Thursday, January 9, 2014

US and Europe-2014. February - cycle inversion ?

Euro – Cycle Inversion or Phase Transition




QUESTION: Martin
In your latest post you go into very good detail of how the Euro continues to be strong(although it has been noted the model expected it to fall) and that when the Euro does fall it will take the European markets with it. Are we to assume that if the dollar does rally it will take the DOW with it as well?  Any update on the cycle inversion?
Regards,
JCL
ANSWER: This whole extension of the markets is early. But it is not yet complete and it is still not certain if we are getting the Cycle Inversion or the Phase Transition.We may not know this until February. Ideally, the Euro would normally have declined into Jan/Feb and so should have the share markets. We warned last summer that the Euro could rally into Jan/Feb, which was based on the preliminary capital flow trends. That has been the case, but the euro has not blasted up to new highs – it has just traded sideways while remaining strong thanks to deflation yet stuck between the Reversals at 14700 and 12950. It has neither elected Bullish or Bearish Reversals. The model has provided no buy or sell signals as of yet.

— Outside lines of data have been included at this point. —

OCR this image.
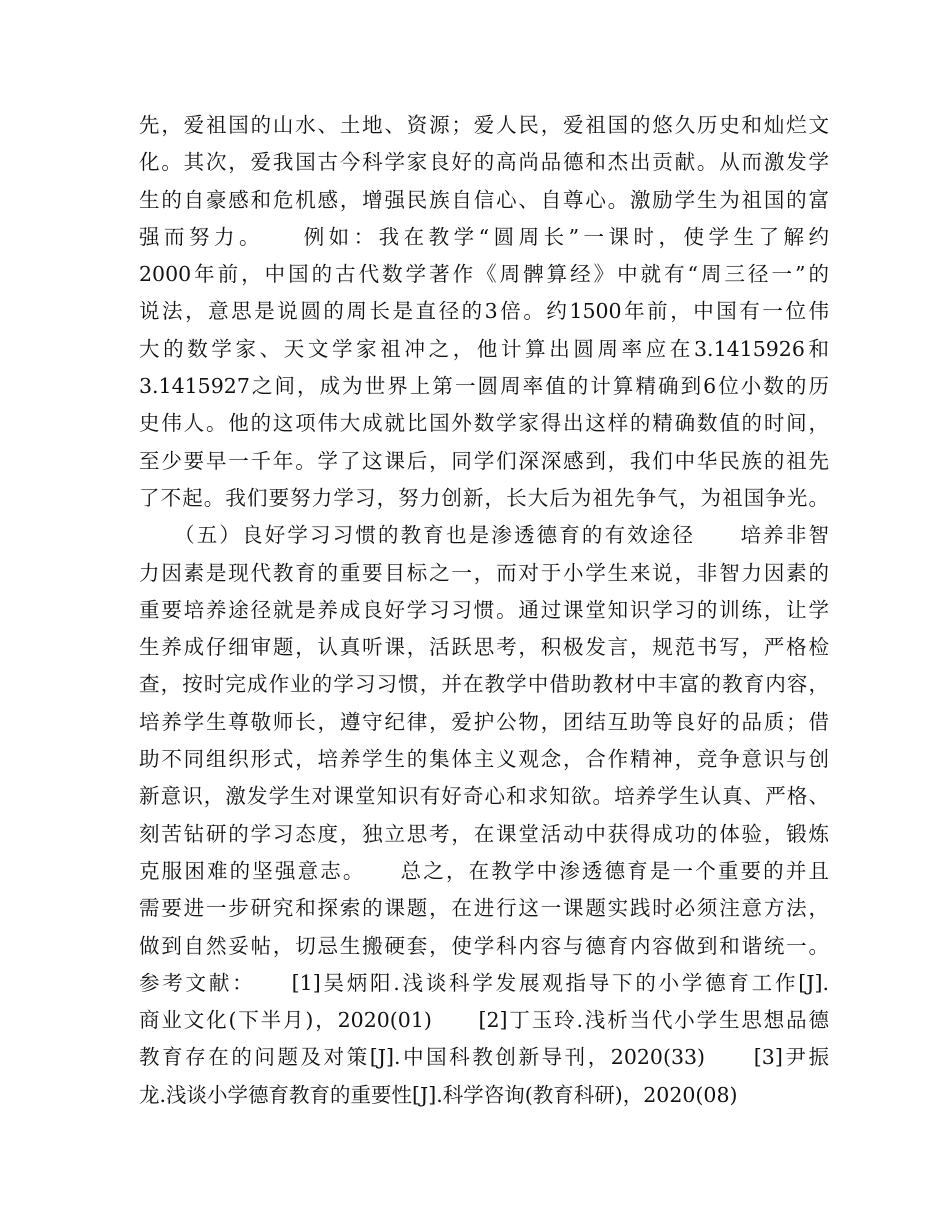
先，爱祖国的山水、土地、资源；爱人民，爱祖国的悠久历史和灿烂文
化。其次，爱我国古今科学家良好的高尚品德和杰出贡献。从而激发学
生的自豪感和危机感，增强民族自信心、自尊心。激励学生为祖国的富
强而努力。　　例如：我在教学“圆周长”一课时，使学生了解约
2000年前，中国的古代数学著作《周髀算经》中就有“周三径一”的
说法，意思是说圆的周长是直径的3倍。约1500年前，中国有一位伟
大的数学家、天文学家祖冲之，他计算出圆周率应在3.1415926和
3.1415927之间，成为世界上第一圆周率值的计算精确到6位小数的历
史伟人。他的这项伟大成就比国外数学家得出这样的精确数值的时间，
至少要早一千年。学了这课后，同学们深深感到，我们中华民族的祖先
了不起。我们要努力学习，努力创新，长大后为祖先争气，为祖国争光。
　　（五）良好学习习惯的教育也是渗透德育的有效途径　　培养非智
力因素是现代教育的重要目标之一，而对于小学生来说，非智力因素的
重要培养途径就是养成良好学习习惯。通过课堂知识学习的训练，让学
生养成仔细审题，认真听课，活跃思考，积极发言，规范书写，严格检
查，按时完成作业的学习习惯，并在教学中借助教材中丰富的教育内容，
培养学生尊敬师长，遵守纪律，爱护公物，团结互助等良好的品质；借
助不同组织形式，培养学生的集体主义观念，合作精神，竞争意识与创
新意识，激发学生对课堂知识有好奇心和求知欲。培养学生认真、严格、
刻苦钻研的学习态度，独立思考，在课堂活动中获得成功的体验，锻炼
克服困难的坚强意志。　　总之，在教学中渗透德育是一个重要的并且
需要进一步研究和探索的课题，在进行这一课题实践时必须注意方法，
做到自然妥帖，切忌生搬硬套，使学科内容与德育内容做到和谐统一。
参考文献：　　[1]吴炳阳.浅谈科学发展观指导下的小学德育工作[J].
商业文化(下半月)，2020(01)　　[2]丁玉玲.浅析当代小学生思想品德
教育存在的问题及对策[J].中国科教创新导刊，2020(33)　　[3]尹振
龙.浅谈小学德育教育的重要性[J].科学咨询(教育科研)，2020(08)
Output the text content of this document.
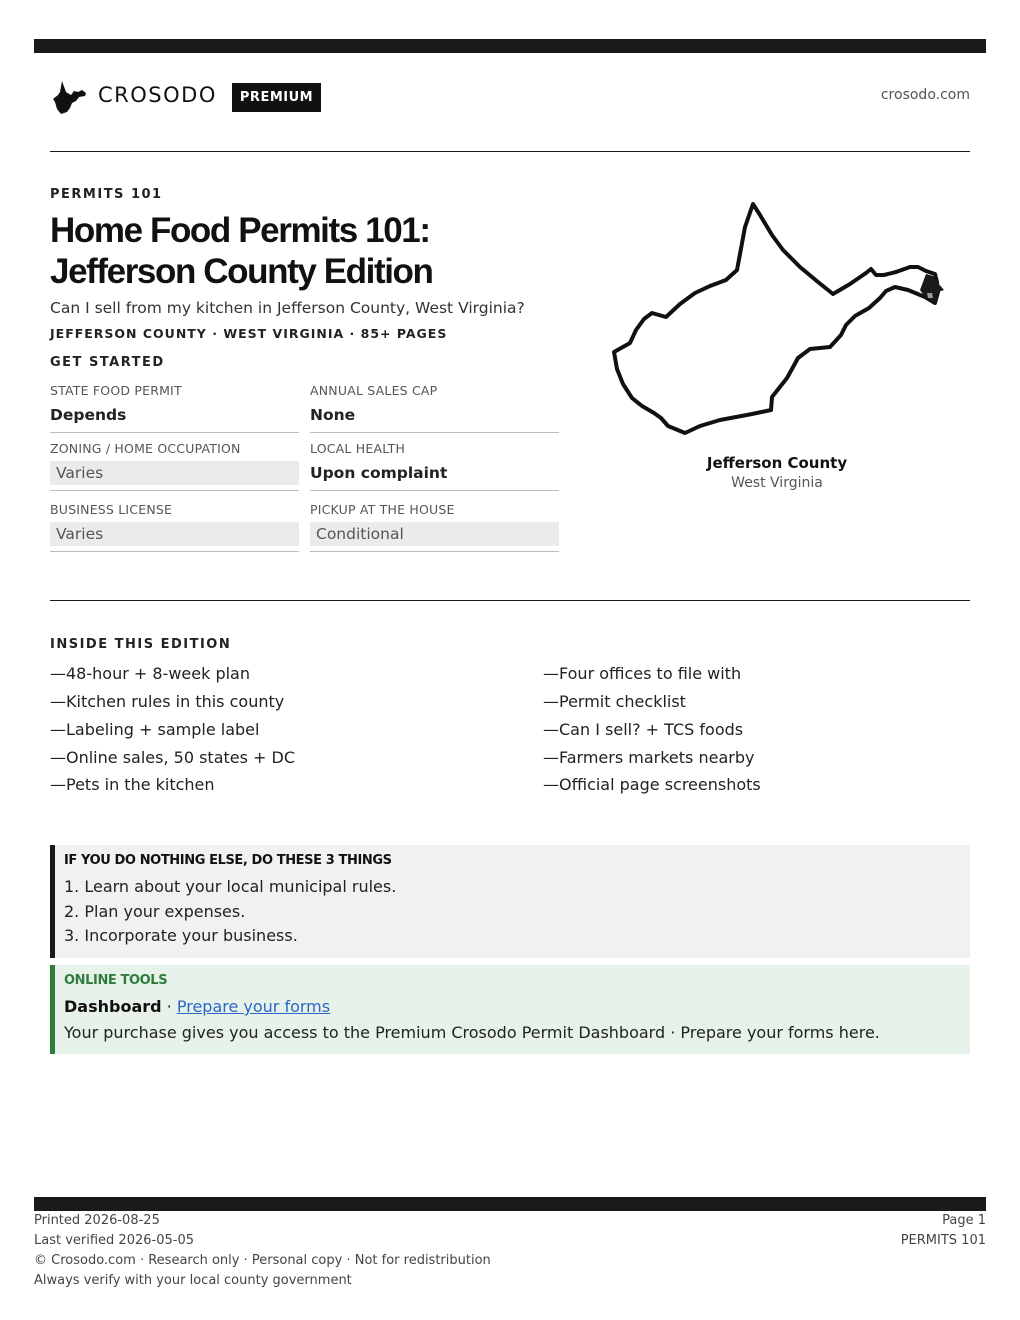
CROSODO	PREMIUM	crosodo.com
PERMITS 101
Home Food Permits 101:
Jefferson County Edition
Can I sell from my kitchen in Jefferson County, West Virginia?
JEFFERSON COUNTY · WEST VIRGINIA · 85+ PAGES
GET STARTED
STATE FOOD PERMIT
Depends
ANNUAL SALES CAP
None
ZONING / HOME OCCUPATION
Varies
LOCAL HEALTH
Upon complaint
BUSINESS LICENSE
Varies
PICKUP AT THE HOUSE
Conditional
Jefferson County
West Virginia
INSIDE THIS EDITION
—48-hour + 8-week plan
—Kitchen rules in this county
—Labeling + sample label
—Online sales, 50 states + DC
—Pets in the kitchen
—Four offices to file with
—Permit checklist
—Can I sell? + TCS foods
—Farmers markets nearby
—Official page screenshots
IF YOU DO NOTHING ELSE, DO THESE 3 THINGS
1. Learn about your local municipal rules.
2. Plan your expenses.
3. Incorporate your business.
ONLINE TOOLS
Dashboard · Prepare your forms
Your purchase gives you access to the Premium Crosodo Permit Dashboard · Prepare your forms here.
Printed 2026-08-25
Last verified 2026-05-05
© Crosodo.com · Research only · Personal copy · Not for redistribution
Always verify with your local county government
Page 1
PERMITS 101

The share markets have rallied. But look closely and you will see the Dow just backed off with January. So it is not yet definitive. February is a turning point. We should get the opposite trend thereafter into the Spring. The timing never changes which is why I specify these are TURNING POINTS not specific highs or lows. It is a chain reaction process of extraordinary dynamic complexity. Absolutely every market movement around the world combines into creating the OVERALL trend. Nothing moves in total isolation.

If we get the Cycle Inversion early, that would push the rally beyond 2015 and we may then see the market rising when the ECM declines for capital would then realize government is the problem and it then has no choice but to move into private assets. The question is do we get this now or on the next wave where Panic Cycles are already projected for 2024 the top of the next wave.

To some extent, this is what happens in a hyperinflation of a revolutionary government where people neither hoard cash nor keep money in banks. The hyperinflation is spending money as quickly as you get it so the VELOCITY of money rises tremendously. Deflation is the hoarding of money and assets. This has nothing to do if money is fiat or not since in truth all money is fiat when when it is gold coins. The gold standard was fiat where the government dictated gold was $35 and never changed it. In that case, they undervalued gold. Fiat historically has worked both ways and the Swiss pegging the franc to the euro is again a dimension of fiat dictating the value of money.

We are not in a hyperinflationary situation but deflationary where established governments are trying to hold on to power and hunt down everything and everyone in the private sector. This is the opposite of a revolutionary government that has defaulted on all national debts of the prior government. They have nothing to pay off and no assets so they print to cover expenses. We are in the nasty government phase where as Herbert Hoover said when a government becomes enraged, it will burn down the bard to get the rat.

Capital is already shifting from bonds into equities in the USA at the pension fund level (not retail) because they have no choice. We are UNLIKELY to see the Dow decline when Europe fails, but this will be more akin to the Nikkei rising into a bubble for 1989 after the 1987 US Crash.
1900$X-M 1931 Sovereign Debt

We have a convergence of several trends. First there is the chaos in Europe from the insanity of government self-destructing the economy, but that domino has not yet fallen over. When it does, it will send cash pouring into the dollar as it did in 1931. Secondly, we have the crisis in pensions that is driving money away from bonds and into equity just to survive, The third major aspect yet to materialize will be the classic bubble with the retail market buying the highs on hype. Thirdly, there is the change in energy that has indeed impacted the global economy as 15 refineries in Europe have been forced to close as the USA no longer imports from Europe.